Stan was one of the 50 volunteers talking about their jobs at Our Next Generation‘s third annual Career Night at 3421 W. Lisbon Ave. Students came from ONG’s after-school program, community organizations and the neighborhood.
Cain, an ONG volunteer for four years, said that this year’s attendance was the highest yet, with an estimated 60 students attending.
The adults described what their jobs consist of and what qualifications are necessary. In some cases they discussed students’ career aspirations with them.
High school students on ONG’s leadership committee helped promote the career fair to neighborhood kids. Haley Turbin, a committee member, said that the group canvassed the neighborhood with fliers.
“We found a lot of kids,” she said. “It worked real fine.”
Students also helped select careers for the event. Cain said they started by asking fellow students what careers they wanted to learn about.
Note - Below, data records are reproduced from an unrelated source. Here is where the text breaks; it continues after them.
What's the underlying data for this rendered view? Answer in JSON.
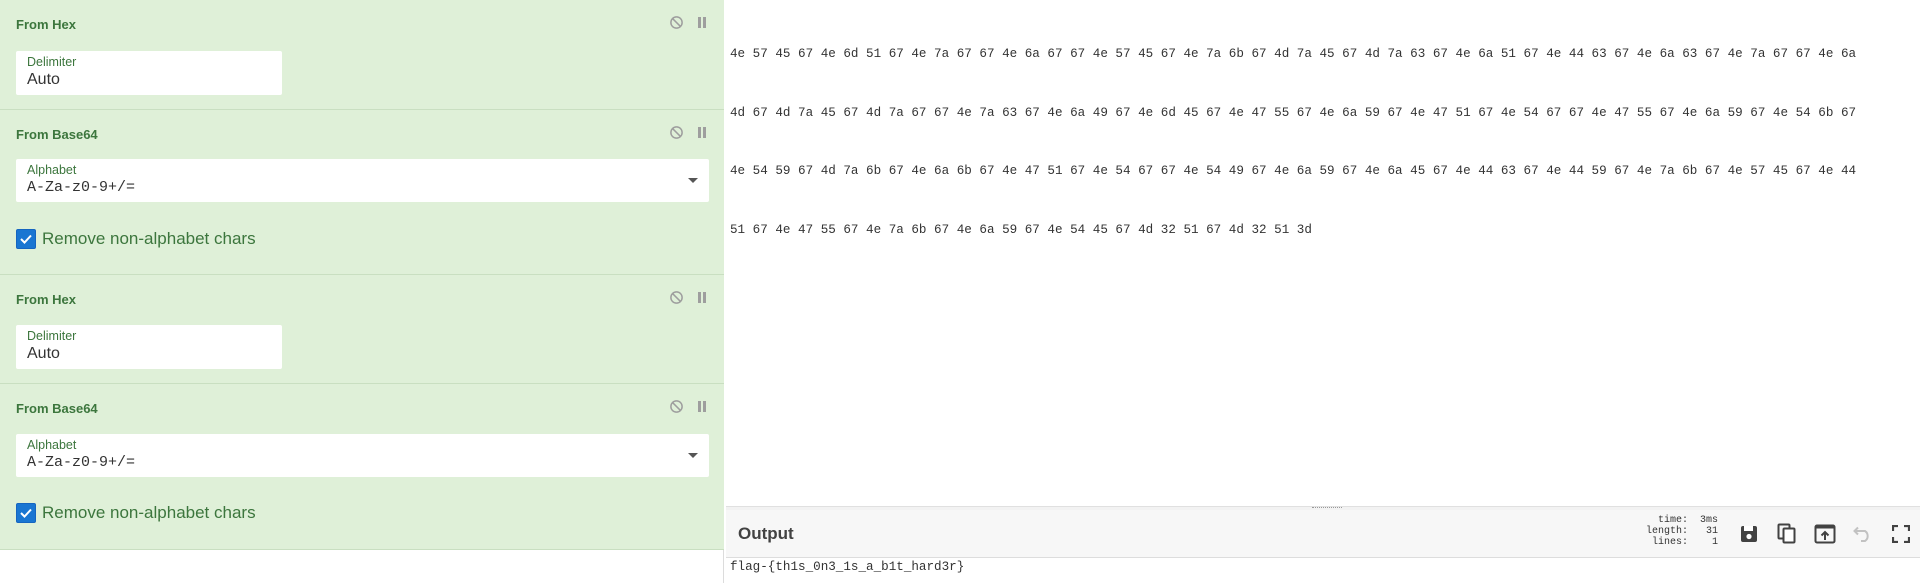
{
  "recipe": {
    "operations": [
      {
        "name": "From Hex",
        "argument_label": "Delimiter",
        "argument_value": "Auto"
      },
      {
        "name": "From Base64",
        "argument_label": "Alphabet",
        "argument_value": "A-Za-z0-9+/=",
        "checkbox_label": "Remove non-alphabet chars",
        "checkbox_checked": true
      },
      {
        "name": "From Hex",
        "argument_label": "Delimiter",
        "argument_value": "Auto"
      },
      {
        "name": "From Base64",
        "argument_label": "Alphabet",
        "argument_value": "A-Za-z0-9+/=",
        "checkbox_label": "Remove non-alphabet chars",
        "checkbox_checked": true
      }
    ],
    "icons": {
      "disable": "disable-icon",
      "pause": "pause-icon",
      "dropdown": "dropdown-arrow-icon",
      "check": "check-icon"
    }
  },
  "input": {
    "lines": [
      "4e 57 45 67 4e 6d 51 67 4e 7a 67 67 4e 6a 67 67 4e 57 45 67 4e 7a 6b 67 4d 7a 45 67 4d 7a 63 67 4e 6a 51 67 4e 44 63 67 4e 6a 63 67 4e 7a 67 67 4e 6a",
      "4d 67 4d 7a 45 67 4d 7a 67 67 4e 7a 63 67 4e 6a 49 67 4e 6d 45 67 4e 47 55 67 4e 6a 59 67 4e 47 51 67 4e 54 67 67 4e 47 55 67 4e 6a 59 67 4e 54 6b 67",
      "4e 54 59 67 4d 7a 6b 67 4e 6a 6b 67 4e 47 51 67 4e 54 67 67 4e 54 49 67 4e 6a 59 67 4e 6a 45 67 4e 44 63 67 4e 44 59 67 4e 7a 6b 67 4e 57 45 67 4e 44",
      "51 67 4e 47 55 67 4e 7a 6b 67 4e 6a 59 67 4e 54 45 67 4d 32 51 67 4d 32 51 3d"
    ]
  },
  "output": {
    "title": "Output",
    "stats": [
      {
        "key": "time:",
        "value": "3ms"
      },
      {
        "key": "length:",
        "value": "31"
      },
      {
        "key": "lines:",
        "value": "1"
      }
    ],
    "text": "flag-{th1s_0n3_1s_a_b1t_hard3r}",
    "buttons": [
      "save-icon",
      "copy-icon",
      "replace-input-icon",
      "undo-icon",
      "fullscreen-icon"
    ]
  },
  "colors": {
    "op_background": "#dff0d8",
    "op_text": "#3c763d",
    "checkbox": "#1976d2"
  }
}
In addition, Cain and other organizers asked friends and acquaintances to represent their professions.
The idea for a career night originated after Cain suggested that his men’s group at St. Mark’s Episcopal Church Milwaukee offer career counseling to students at ONG. A fellow member suggested they do it as a group, leading to the first career night three years ago.
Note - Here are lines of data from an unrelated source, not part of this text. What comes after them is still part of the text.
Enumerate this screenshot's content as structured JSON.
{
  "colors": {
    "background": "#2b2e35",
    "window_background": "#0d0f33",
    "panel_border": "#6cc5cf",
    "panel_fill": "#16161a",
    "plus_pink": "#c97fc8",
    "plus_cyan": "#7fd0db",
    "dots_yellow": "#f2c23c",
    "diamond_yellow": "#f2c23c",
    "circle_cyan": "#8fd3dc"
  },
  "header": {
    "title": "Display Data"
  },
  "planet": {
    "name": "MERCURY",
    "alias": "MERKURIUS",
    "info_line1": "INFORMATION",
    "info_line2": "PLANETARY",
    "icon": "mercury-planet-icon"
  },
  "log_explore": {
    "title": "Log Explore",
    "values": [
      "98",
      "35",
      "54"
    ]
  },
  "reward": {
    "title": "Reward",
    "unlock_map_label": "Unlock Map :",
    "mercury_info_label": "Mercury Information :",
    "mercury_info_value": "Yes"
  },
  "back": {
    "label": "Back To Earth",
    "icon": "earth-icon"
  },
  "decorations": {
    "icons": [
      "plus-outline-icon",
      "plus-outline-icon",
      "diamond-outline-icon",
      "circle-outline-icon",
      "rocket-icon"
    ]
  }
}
Students praised the event for being informative. Alyssa Richardson said she learned about careers she knew nothing about before.
“It was very interesting,” she said. “I think I might use it (the information) later on in the future.”
Students also said talking to people in careers they weren’t initially interested in was a positive experience.
“For me, when I was talking to a high school teacher, I didn’t think I would be a teacher,” said Mikael Price, a high school student and leadership committee member. “As I talked to her more and more, I actually got interested … She actually explained the steps to me so I got a pretty good, all-around idea of how I would start.”
The professionals who attended also found the experience rewarding. Sue Sujecki, a school board member in West Allis and West Milwaukee, said she was happy to relate the importance of education to students.
“If you have adults willing to reach out to people … isn’t that what it’s all about?” she said.
The Rev. April Berends, pastor at St. Mark’s, agreed: “It’s been a good experience for us. Our people come back to St. Mark’s enthused and energized. It’s not every day people get a chance to inspire a kid.”